Lonesome Bob: Things Change

Andrew Gilstrap

Lonesome Bob

Things Change

Label: Leaps Recordings
US Release Date: 2002-02-26

The first time you listen to Things Change, you start trying to nestle it into neat little categories. It's straight country. It's country-rock or rock-country. It's tear-in-your-beer country. It's journeyman country, free of flash. Then comes Lonesome Bob himself, in song after song, bulldozing his way through such notions with that agressive, booming, larger-than-life voice.

It's country music fueled by tears and alcohol and leavin', but in Lonesome Bob's hands, it's so much more than that. At first, Things Change sounds a little generic, but the more you listen to it, you start to realize how truly special the album really is. It's full of traditional country flourishes and jocular moments, but at its heart is a pain so deep that you wonder how Lonesome Bob found the strength to lay it down in song.

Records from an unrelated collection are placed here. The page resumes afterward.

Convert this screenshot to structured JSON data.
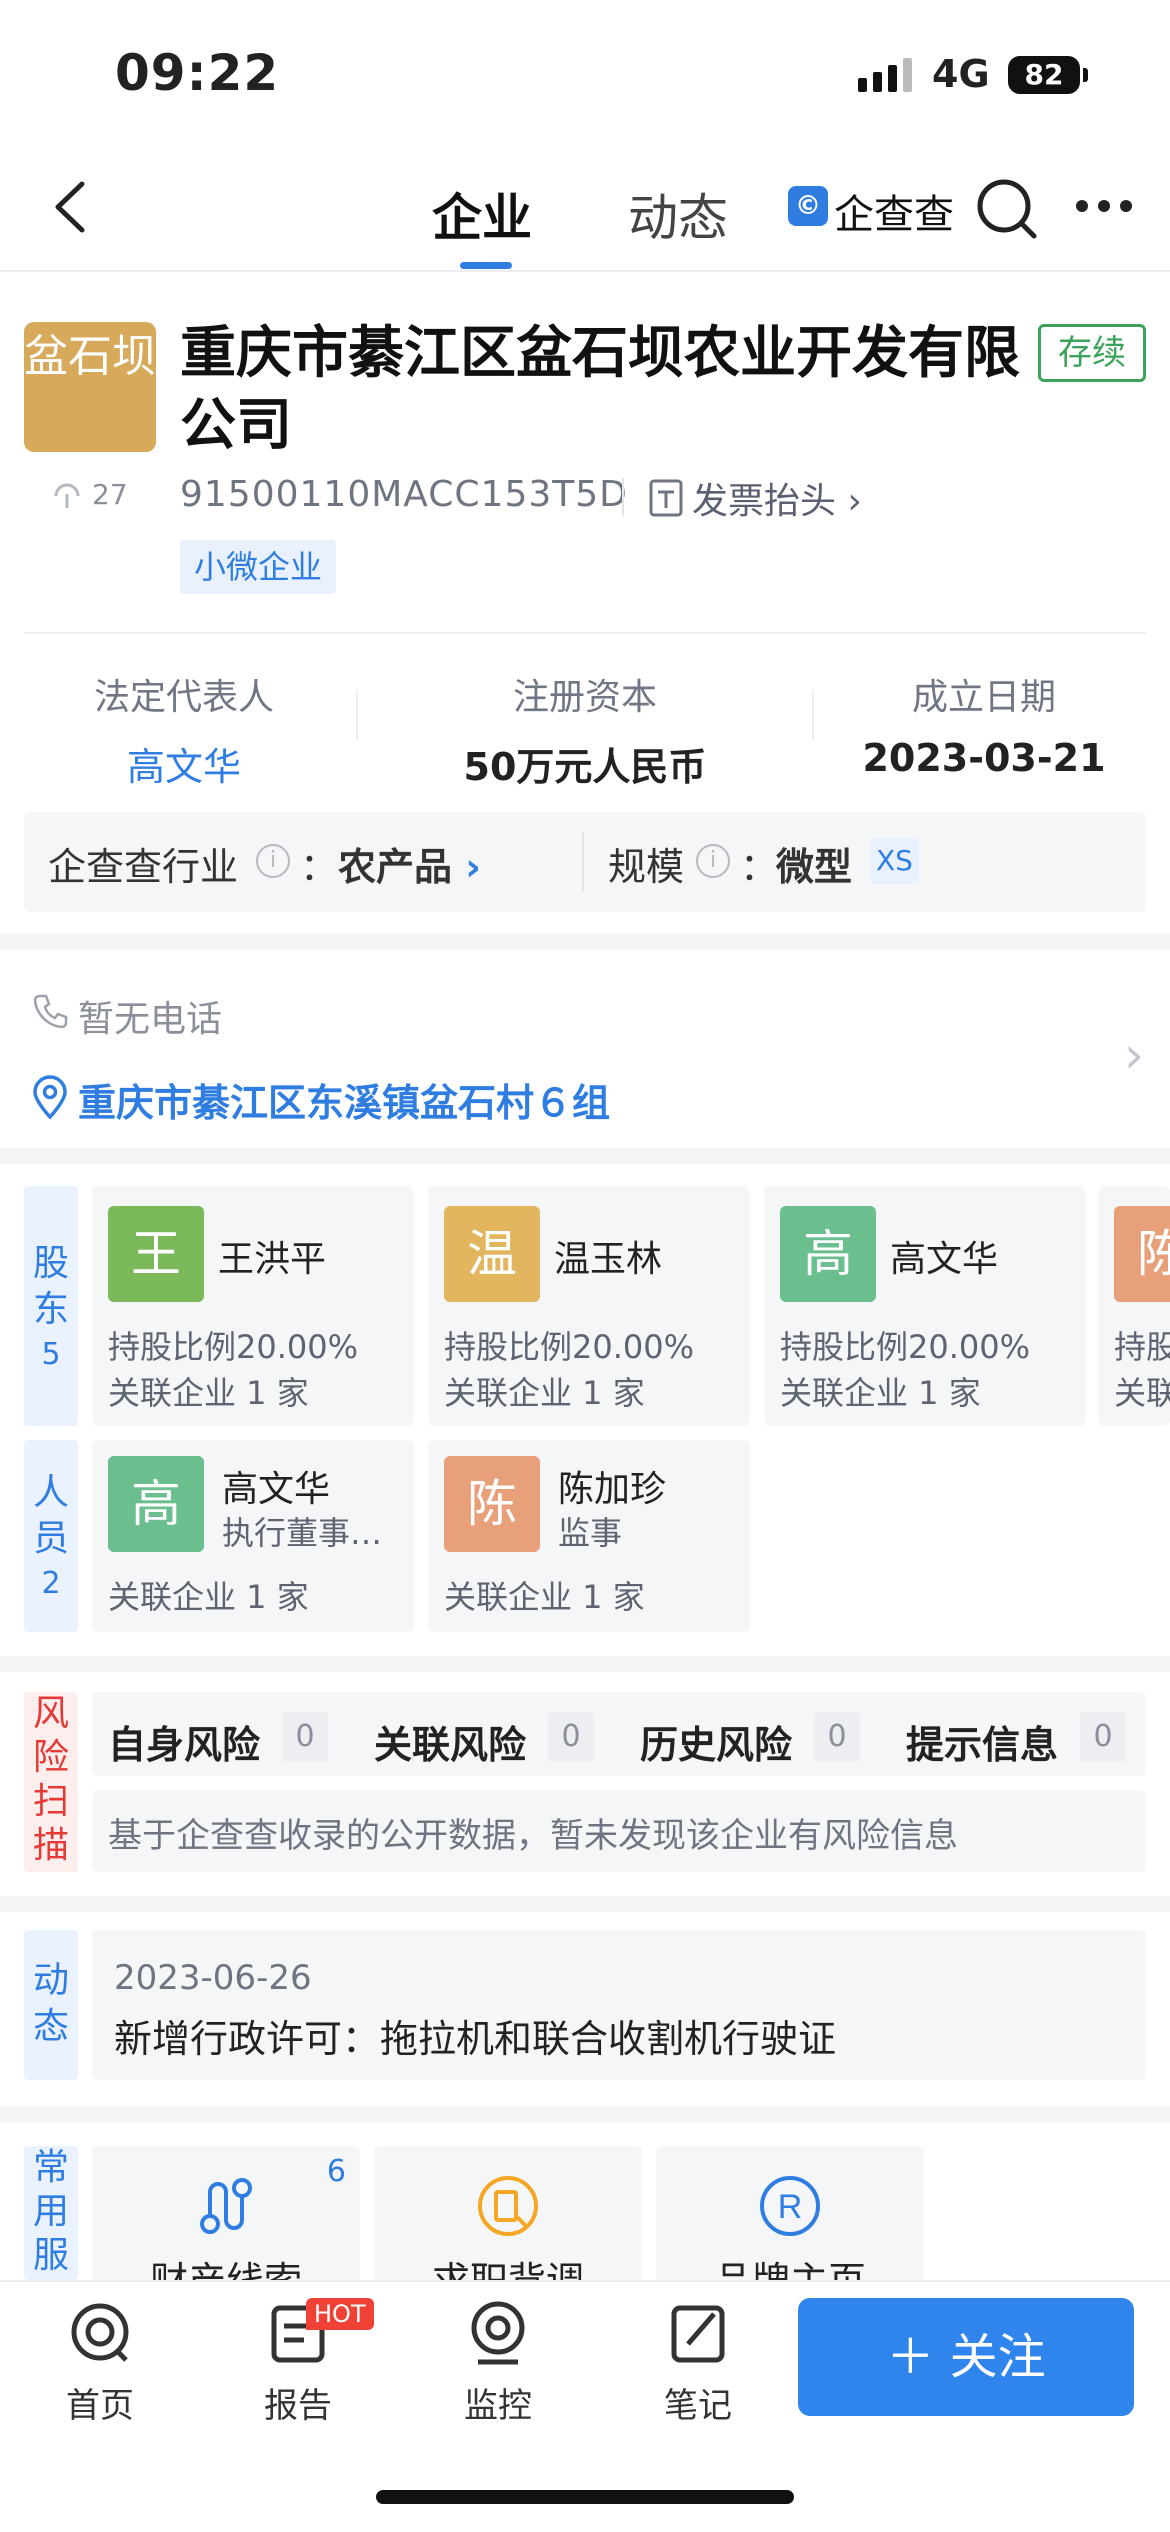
{
  "status_bar": {
    "time": "09:22",
    "network": "4G",
    "battery": "82"
  },
  "nav": {
    "tabs": [
      {
        "label": "企业"
      },
      {
        "label": "动态"
      }
    ],
    "brand": "企查查"
  },
  "company": {
    "logo_text": "盆石坝",
    "name": "重庆市綦江区盆石坝农业开发有限公司",
    "status": "存续",
    "hot_count": "27",
    "credit_code": "91500110MACC153T5D",
    "invoice_label": "发票抬头",
    "tag": "小微企业"
  },
  "info": {
    "legal_rep_label": "法定代表人",
    "legal_rep": "高文华",
    "capital_label": "注册资本",
    "capital": "50万元人民币",
    "founded_label": "成立日期",
    "founded": "2023-03-21",
    "industry_label": "企查查行业",
    "industry": "农产品",
    "scale_label": "规模",
    "scale": "微型",
    "scale_code": "XS",
    "colon": "："
  },
  "contact": {
    "phone": "暂无电话",
    "address": "重庆市綦江区东溪镇盆石村６组"
  },
  "shareholders": {
    "side_label": "股东",
    "count": "5",
    "items": [
      {
        "avatar": "王",
        "name": "王洪平",
        "ratio": "持股比例20.00%",
        "related": "关联企业 1 家",
        "color": "#7ab85a"
      },
      {
        "avatar": "温",
        "name": "温玉林",
        "ratio": "持股比例20.00%",
        "related": "关联企业 1 家",
        "color": "#e2b65e"
      },
      {
        "avatar": "高",
        "name": "高文华",
        "ratio": "持股比例20.00%",
        "related": "关联企业 1 家",
        "color": "#6bbf8e"
      },
      {
        "avatar": "陈",
        "name": "",
        "ratio": "持股",
        "related": "关联",
        "color": "#e8a07a"
      }
    ]
  },
  "personnel": {
    "side_label": "人员",
    "count": "2",
    "items": [
      {
        "avatar": "高",
        "name": "高文华",
        "role": "执行董事…",
        "related": "关联企业 1 家",
        "color": "#6bbf8e"
      },
      {
        "avatar": "陈",
        "name": "陈加珍",
        "role": "监事",
        "related": "关联企业 1 家",
        "color": "#e8a07a"
      }
    ]
  },
  "risk": {
    "side_label": "风险扫描",
    "items": [
      {
        "label": "自身风险",
        "count": "0"
      },
      {
        "label": "关联风险",
        "count": "0"
      },
      {
        "label": "历史风险",
        "count": "0"
      },
      {
        "label": "提示信息",
        "count": "0"
      }
    ],
    "description": "基于企查查收录的公开数据，暂未发现该企业有风险信息"
  },
  "news": {
    "side_label": "动态",
    "date": "2023-06-26",
    "text": "新增行政许可：拖拉机和联合收割机行驶证"
  },
  "services": {
    "side_label": "常用服",
    "items": [
      {
        "label": "财产线索",
        "badge": "6"
      },
      {
        "label": "求职背调",
        "badge": ""
      },
      {
        "label": "品牌主页",
        "badge": ""
      }
    ]
  },
  "bottom_bar": {
    "items": [
      {
        "label": "首页"
      },
      {
        "label": "报告"
      },
      {
        "label": "监控"
      },
      {
        "label": "笔记"
      }
    ],
    "hot_badge": "HOT",
    "follow_label": "＋ 关注"
  },
  "colors": {
    "accent": "#2f7de1",
    "status_green": "#3ba35b",
    "risk_red": "#e53935"
  }
}
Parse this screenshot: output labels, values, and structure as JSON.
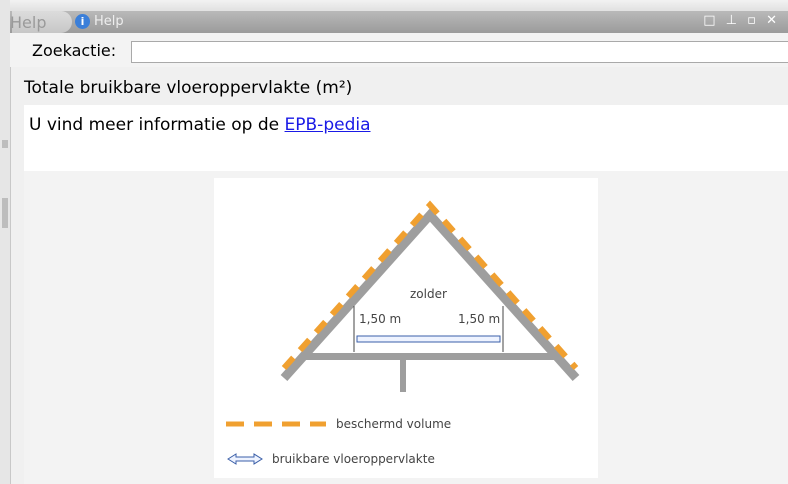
{
  "window": {
    "tab_label": "Help",
    "title": "Help",
    "controls": "□ ⊥ ▫ ✕"
  },
  "search": {
    "label": "Zoekactie:",
    "value": "",
    "placeholder": ""
  },
  "page": {
    "heading": "Totale bruikbare vloeroppervlakte (m²)",
    "info_prefix": "U vind meer informatie op de ",
    "info_link": "EPB-pedia "
  },
  "illustration": {
    "room_label": "zolder",
    "left_dim": "1,50 m",
    "right_dim": "1,50 m",
    "legend": [
      {
        "icon": "dashed-orange-line",
        "label": "beschermd volume"
      },
      {
        "icon": "double-arrow",
        "label": "bruikbare vloeroppervlakte"
      }
    ]
  },
  "colors": {
    "roof": "#9e9e9e",
    "protected_volume": "#f0a030",
    "link": "#1a1ae6"
  }
}
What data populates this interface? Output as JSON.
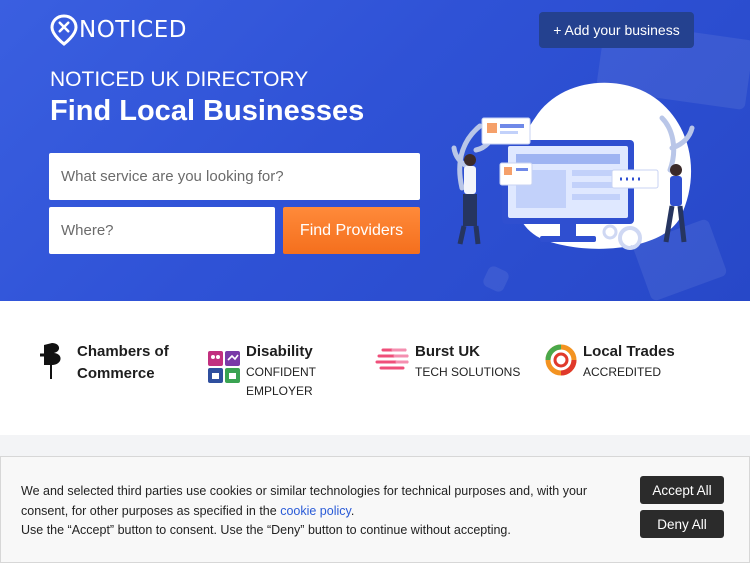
{
  "brand": {
    "name": "NOTICED"
  },
  "header": {
    "add_business_label": "+ Add your business"
  },
  "hero": {
    "eyebrow": "NOTICED UK DIRECTORY",
    "title": "Find Local Businesses",
    "service_placeholder": "What service are you looking for?",
    "where_placeholder": "Where?",
    "find_label": "Find Providers"
  },
  "trust_badges": [
    {
      "title_line1": "Chambers of",
      "title_line2": "Commerce",
      "icon": "chambers-of-commerce-icon"
    },
    {
      "title": "Disability",
      "sub_line1": "CONFIDENT",
      "sub_line2": "EMPLOYER",
      "icon": "disability-confident-icon"
    },
    {
      "title": "Burst UK",
      "sub": "TECH SOLUTIONS",
      "icon": "burst-uk-icon"
    },
    {
      "title": "Local Trades",
      "sub": "ACCREDITED",
      "icon": "local-trades-icon"
    }
  ],
  "cookie_banner": {
    "text_part1": "We and selected third parties use cookies or similar technologies for technical purposes and, with your consent, for other purposes as specified in the ",
    "link_text": "cookie policy",
    "text_part2": ".",
    "text_line3": "Use the “Accept” button to consent. Use the “Deny” button to continue without accepting.",
    "accept_label": "Accept All",
    "deny_label": "Deny All"
  },
  "colors": {
    "hero_blue": "#2f52d6",
    "button_dark_blue": "#24418f",
    "find_orange": "#f46f1d",
    "link_blue": "#2a5bd7"
  }
}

Things Change starts off with a squall of feedback, followed by Lonesome Bob and Allison Moorer (who provides ample backing/duet duties on much of the album) proudly boasting, "I got away with it". Neither is what you'd call a delicate singer, so the album immediately gets off to a rousing, full-throttle start. "Heather's All Bummed Out" possesses more of a two-step feel, but initially wry lyrics ("She's got her cubicle decorated with pictures of Harrison Ford / Right next to her fiance, sometimes a girl gets bored") shift to darker, more serious paths ("So she's settling down and setting some goals / At the expense of her dreams"). "In the Time That I Have Left" ups the ante even farther, proclaiming simply, "the battles I have fought / Have left me alive but alone". After that, it's the fairly upbeat "I Get Smarter with Every Drink" before Lonesome Bob guides the listener into the emotional black hole at the record's center.

In early 1998, Lonesome Bob gained custody of his 18-year-old son, Zachary, who had gone into rehab to battle the effects of heroin. In April of that year, Zachary died of hepatitis he had contracted from a dirty needle. It's no surprise, then, that Zachary's shadow falls all over Things Change, but it's rare that an artist is able to turn pure pain into such a pure artistic statement.

"Dying Breed" initially seems like textbook country nihilism ("I take a pint of whisky and crack open its lid / I drink the bottle empty like my poor daddy did") but you quickly sense an oncoming exorcism when Lonesome Bob sings, "My son takes my needle, some powder and a spoon / He sets his sights on heaven, and shoots for the moon". He wraps up by observing "No one grows old in this household", wrapping up an entire family history that sounds so painful you're thankful he doesn't go into more detail than he already does.

From there, it's to the record's true centerpiece, "Where Are You Tonight?". In any other context, the song could be taken as a yearning call to a lover, but there's no doubt that Lonesome Bob is singing about Zachary. It's the sound of a man railing against total darkness, and Lonesome Bob's formidable pipes make it a truly frightening experience. A low rumble of guitar gives way to ominous vocals and then, in the chorus, Lonesome Bob just lets it loose. Reportedly, he had to be put in the backyard to record this song because he kept bleeding into the other microphones. I'll bet the rest of the neighborhood thought he was coming unhinged, because it's an absolutely visceral performance. It's a temptation to spend more time trying to describe the song, but ultimately, you've just got to hear it. Even if you don't know the circumstances under which Lonesome Bob wrote the song, you can tell that something primal and scary is going on.

From there, Things Change offers up some truly fine songs (the blue-collar misery of "Weight of the World", the rollicking "It'd Be Sad If It Weren't So Funny", and a truly gentle and touching goodbye in the title track). Unfortunately, "Where Are You Tonight?" puts you in such a shell-shocked haze that you have to go back and listen to the second half of the record as its own separate entity in order to truly appreciate it.

Even if you don't know anything about Lonesome Bob, Things Change is a fine country record. The playing's strong, the lyrics even stronger, and Lonesome Bob's brazen vocals intertwine so effortlessly with Moorer's that you'd swear they'd been singing together all their lives. The more you find out about Lonesome Bob's considerable backstory of loss, though, the more the record coalesces as not only a portrait of one man raging against life's cruelties, but also as a moving memorial to his son.